Les autorités turques accentuent la pression sur les médias à l’approche des élections anticipées du 1er novembre.
Quelques lignes et la porte. Cet été, l’éditorialiste Kadri Gürsel a été remercié sèchement pour un “tweet” critiquant le président M.Erdogan, et a rejoint la longue liste des victimes de la guerre engagée par le régime turc contre la presse indépendante. Le 20 juillet, la ville frontalière de Suruç, à la frontière syrienne, était secouée par un attentat-suicide qui a tué 32 militants de la cause kurde. L’attaque n’a jamais été revendiquée mais vite attribuée au groupe jihadiste Etat islamique (EI).

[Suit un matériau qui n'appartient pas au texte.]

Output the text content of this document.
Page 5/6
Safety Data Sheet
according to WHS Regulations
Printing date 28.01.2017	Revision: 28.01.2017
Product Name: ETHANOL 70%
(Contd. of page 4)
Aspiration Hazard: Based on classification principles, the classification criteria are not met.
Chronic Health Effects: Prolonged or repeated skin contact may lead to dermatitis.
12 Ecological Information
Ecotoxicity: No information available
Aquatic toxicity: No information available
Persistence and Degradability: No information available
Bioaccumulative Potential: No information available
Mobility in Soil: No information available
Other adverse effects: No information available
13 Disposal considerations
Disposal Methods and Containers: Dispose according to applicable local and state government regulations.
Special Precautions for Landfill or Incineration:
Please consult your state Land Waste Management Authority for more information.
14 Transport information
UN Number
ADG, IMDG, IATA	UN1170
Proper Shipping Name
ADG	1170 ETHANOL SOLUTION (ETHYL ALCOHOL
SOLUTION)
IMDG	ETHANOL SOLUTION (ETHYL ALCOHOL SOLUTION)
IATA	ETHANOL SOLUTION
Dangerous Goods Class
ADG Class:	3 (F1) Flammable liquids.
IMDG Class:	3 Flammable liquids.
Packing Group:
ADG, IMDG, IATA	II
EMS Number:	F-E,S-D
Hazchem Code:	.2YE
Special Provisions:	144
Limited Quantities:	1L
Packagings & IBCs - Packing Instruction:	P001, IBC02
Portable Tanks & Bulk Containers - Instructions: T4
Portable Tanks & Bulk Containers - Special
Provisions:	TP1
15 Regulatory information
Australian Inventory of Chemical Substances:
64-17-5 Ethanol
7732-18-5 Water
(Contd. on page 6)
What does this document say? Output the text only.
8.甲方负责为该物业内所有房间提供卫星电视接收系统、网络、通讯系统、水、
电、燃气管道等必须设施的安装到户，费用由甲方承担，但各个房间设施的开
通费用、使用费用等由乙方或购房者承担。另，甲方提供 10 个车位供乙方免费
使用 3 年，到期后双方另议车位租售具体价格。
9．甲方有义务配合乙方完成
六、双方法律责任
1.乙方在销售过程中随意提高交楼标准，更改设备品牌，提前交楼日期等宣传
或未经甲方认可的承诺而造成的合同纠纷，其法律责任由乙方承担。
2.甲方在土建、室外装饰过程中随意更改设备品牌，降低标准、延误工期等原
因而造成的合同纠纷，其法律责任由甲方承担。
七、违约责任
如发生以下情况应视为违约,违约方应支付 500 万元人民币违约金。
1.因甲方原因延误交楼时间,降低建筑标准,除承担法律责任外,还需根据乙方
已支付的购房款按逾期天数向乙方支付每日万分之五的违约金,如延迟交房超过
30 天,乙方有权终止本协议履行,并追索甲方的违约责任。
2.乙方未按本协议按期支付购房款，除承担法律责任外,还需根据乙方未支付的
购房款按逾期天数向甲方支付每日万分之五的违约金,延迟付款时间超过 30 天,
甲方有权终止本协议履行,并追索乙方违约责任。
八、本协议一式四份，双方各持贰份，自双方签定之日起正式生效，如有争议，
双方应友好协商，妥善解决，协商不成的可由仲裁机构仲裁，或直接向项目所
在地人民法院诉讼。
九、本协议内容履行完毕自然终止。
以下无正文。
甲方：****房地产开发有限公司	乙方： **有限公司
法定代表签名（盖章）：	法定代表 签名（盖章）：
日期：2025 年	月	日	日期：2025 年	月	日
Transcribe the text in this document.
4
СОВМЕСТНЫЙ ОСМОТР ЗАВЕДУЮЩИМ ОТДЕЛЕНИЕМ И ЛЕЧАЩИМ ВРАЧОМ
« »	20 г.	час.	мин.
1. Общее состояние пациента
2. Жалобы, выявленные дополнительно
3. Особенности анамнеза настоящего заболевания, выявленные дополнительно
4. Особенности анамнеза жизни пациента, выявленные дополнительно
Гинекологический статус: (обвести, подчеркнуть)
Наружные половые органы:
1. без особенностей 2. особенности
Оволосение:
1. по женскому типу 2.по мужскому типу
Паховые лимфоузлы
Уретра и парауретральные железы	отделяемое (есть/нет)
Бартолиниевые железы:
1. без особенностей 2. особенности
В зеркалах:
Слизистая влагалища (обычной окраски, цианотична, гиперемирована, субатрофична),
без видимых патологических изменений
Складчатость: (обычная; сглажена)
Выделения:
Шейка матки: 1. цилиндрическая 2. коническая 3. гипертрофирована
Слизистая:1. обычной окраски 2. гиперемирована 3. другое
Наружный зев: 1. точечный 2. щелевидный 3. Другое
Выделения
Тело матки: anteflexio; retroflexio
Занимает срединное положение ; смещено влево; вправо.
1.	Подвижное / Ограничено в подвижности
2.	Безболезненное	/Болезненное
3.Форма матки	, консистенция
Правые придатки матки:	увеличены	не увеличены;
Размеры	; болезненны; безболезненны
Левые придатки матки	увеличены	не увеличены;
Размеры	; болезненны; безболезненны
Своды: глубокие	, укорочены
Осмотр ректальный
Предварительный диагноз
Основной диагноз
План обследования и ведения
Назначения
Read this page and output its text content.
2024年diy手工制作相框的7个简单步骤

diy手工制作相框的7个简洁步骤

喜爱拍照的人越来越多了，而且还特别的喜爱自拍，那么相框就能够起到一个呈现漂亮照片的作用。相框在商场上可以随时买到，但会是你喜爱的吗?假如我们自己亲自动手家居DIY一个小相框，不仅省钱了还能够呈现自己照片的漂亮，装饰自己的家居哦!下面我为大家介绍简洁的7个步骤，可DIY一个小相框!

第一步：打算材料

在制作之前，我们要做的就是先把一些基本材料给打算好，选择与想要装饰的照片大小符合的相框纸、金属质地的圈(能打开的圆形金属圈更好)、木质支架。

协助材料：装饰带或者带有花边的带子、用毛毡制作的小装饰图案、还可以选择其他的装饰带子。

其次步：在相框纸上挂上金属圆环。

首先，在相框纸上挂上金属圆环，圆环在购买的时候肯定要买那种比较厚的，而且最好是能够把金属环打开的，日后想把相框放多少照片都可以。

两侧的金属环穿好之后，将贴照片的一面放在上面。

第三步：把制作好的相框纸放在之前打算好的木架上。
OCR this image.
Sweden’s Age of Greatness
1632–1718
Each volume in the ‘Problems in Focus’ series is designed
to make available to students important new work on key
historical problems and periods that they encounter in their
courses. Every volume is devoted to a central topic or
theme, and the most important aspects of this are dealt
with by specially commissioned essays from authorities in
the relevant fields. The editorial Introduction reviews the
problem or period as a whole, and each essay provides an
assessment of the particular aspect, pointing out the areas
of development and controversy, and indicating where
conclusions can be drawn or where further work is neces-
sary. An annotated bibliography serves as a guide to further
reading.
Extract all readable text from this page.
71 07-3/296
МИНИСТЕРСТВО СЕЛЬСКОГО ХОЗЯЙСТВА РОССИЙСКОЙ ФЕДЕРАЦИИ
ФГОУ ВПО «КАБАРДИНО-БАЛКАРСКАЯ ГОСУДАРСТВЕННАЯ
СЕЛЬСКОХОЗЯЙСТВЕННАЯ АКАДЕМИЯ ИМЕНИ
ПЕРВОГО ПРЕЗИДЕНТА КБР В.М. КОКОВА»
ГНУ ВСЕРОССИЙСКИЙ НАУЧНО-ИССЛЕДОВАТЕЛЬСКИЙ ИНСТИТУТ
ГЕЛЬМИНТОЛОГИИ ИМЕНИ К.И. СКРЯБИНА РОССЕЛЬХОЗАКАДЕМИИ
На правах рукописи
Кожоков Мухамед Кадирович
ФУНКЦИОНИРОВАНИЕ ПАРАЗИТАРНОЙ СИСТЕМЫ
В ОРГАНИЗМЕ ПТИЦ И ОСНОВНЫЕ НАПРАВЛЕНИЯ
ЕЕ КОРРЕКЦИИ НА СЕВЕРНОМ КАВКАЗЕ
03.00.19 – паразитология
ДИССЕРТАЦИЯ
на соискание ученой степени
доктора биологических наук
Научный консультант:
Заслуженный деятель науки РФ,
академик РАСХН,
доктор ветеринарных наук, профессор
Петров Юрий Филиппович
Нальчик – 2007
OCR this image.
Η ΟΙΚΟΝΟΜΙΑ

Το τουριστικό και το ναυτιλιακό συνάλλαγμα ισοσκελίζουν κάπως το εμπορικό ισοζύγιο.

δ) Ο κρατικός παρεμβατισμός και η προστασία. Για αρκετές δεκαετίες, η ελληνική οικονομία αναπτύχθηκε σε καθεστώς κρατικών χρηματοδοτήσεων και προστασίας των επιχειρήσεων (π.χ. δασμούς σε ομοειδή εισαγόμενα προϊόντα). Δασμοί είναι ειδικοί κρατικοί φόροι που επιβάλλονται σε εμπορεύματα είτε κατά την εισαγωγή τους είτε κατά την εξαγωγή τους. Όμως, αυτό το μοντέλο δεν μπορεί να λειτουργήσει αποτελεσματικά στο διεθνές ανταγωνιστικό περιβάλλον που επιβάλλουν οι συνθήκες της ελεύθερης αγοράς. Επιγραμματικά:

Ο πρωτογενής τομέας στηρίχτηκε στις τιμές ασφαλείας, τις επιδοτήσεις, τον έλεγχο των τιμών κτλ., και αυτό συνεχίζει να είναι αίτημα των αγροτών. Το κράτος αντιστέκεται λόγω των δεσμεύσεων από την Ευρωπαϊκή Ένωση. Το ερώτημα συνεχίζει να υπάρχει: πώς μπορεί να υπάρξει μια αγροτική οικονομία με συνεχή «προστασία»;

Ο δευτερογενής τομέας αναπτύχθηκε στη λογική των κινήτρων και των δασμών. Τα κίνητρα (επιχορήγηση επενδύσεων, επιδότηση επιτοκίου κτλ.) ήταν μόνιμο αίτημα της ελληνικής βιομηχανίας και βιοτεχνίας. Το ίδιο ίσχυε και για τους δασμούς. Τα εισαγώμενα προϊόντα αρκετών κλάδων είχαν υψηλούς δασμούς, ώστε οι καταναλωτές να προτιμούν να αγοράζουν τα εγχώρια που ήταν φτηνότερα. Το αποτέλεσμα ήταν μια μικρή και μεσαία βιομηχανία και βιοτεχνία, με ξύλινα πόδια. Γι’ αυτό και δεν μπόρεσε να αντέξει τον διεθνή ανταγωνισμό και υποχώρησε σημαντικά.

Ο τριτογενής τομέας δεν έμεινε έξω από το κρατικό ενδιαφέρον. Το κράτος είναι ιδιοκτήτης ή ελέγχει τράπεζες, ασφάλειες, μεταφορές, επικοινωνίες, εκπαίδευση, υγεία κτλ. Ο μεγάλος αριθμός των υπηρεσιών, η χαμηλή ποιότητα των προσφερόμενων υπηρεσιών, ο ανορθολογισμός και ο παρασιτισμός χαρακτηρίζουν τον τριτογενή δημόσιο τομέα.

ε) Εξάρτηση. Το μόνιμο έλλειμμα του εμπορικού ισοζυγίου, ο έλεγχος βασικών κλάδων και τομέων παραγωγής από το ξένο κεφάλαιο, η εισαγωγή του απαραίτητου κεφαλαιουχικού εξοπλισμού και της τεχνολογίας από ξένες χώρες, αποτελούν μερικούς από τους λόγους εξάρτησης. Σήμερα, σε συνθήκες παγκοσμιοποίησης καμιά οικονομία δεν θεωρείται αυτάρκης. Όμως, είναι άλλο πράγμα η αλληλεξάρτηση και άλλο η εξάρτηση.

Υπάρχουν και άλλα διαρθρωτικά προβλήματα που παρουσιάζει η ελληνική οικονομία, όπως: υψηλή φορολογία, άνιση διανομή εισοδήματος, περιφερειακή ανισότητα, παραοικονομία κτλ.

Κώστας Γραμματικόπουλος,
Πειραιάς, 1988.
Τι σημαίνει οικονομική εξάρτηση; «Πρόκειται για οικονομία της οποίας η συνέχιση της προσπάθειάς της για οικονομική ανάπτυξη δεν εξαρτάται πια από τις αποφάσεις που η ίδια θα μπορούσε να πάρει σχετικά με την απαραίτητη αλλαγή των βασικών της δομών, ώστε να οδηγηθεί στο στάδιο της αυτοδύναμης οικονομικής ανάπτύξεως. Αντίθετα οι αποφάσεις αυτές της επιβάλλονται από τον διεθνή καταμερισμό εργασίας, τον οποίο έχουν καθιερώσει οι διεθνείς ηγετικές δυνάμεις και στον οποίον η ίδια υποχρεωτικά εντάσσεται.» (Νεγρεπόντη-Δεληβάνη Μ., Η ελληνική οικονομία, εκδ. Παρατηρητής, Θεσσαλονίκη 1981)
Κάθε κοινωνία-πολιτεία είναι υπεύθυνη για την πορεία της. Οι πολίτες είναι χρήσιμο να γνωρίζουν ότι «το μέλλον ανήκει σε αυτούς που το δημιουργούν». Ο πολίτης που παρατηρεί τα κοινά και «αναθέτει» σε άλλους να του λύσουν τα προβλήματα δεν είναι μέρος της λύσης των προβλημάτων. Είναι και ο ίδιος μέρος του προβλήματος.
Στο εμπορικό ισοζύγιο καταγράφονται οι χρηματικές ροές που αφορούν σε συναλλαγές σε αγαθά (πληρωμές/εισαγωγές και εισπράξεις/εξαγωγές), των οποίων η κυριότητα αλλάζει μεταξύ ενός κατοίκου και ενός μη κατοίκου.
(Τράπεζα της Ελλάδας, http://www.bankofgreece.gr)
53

La réaction de l’éminent journaliste du quotidien Milliyet est piquante. “Il est embarrassant que des responsables étrangers appellent le principal responsable de la terreur exercée par l’EI en Turquie pour lui présenter leur condoléances après Suruç”, écrit deux jours après Kadri Gürsel sur son compte Twitter. Comme d’autres, il accuse M.Erdogan d’avoir soutenu l’EI pour accélérer la chute du président syrien Bachar al-Assad, ce que le chef de l’Etat a toujours réfuté.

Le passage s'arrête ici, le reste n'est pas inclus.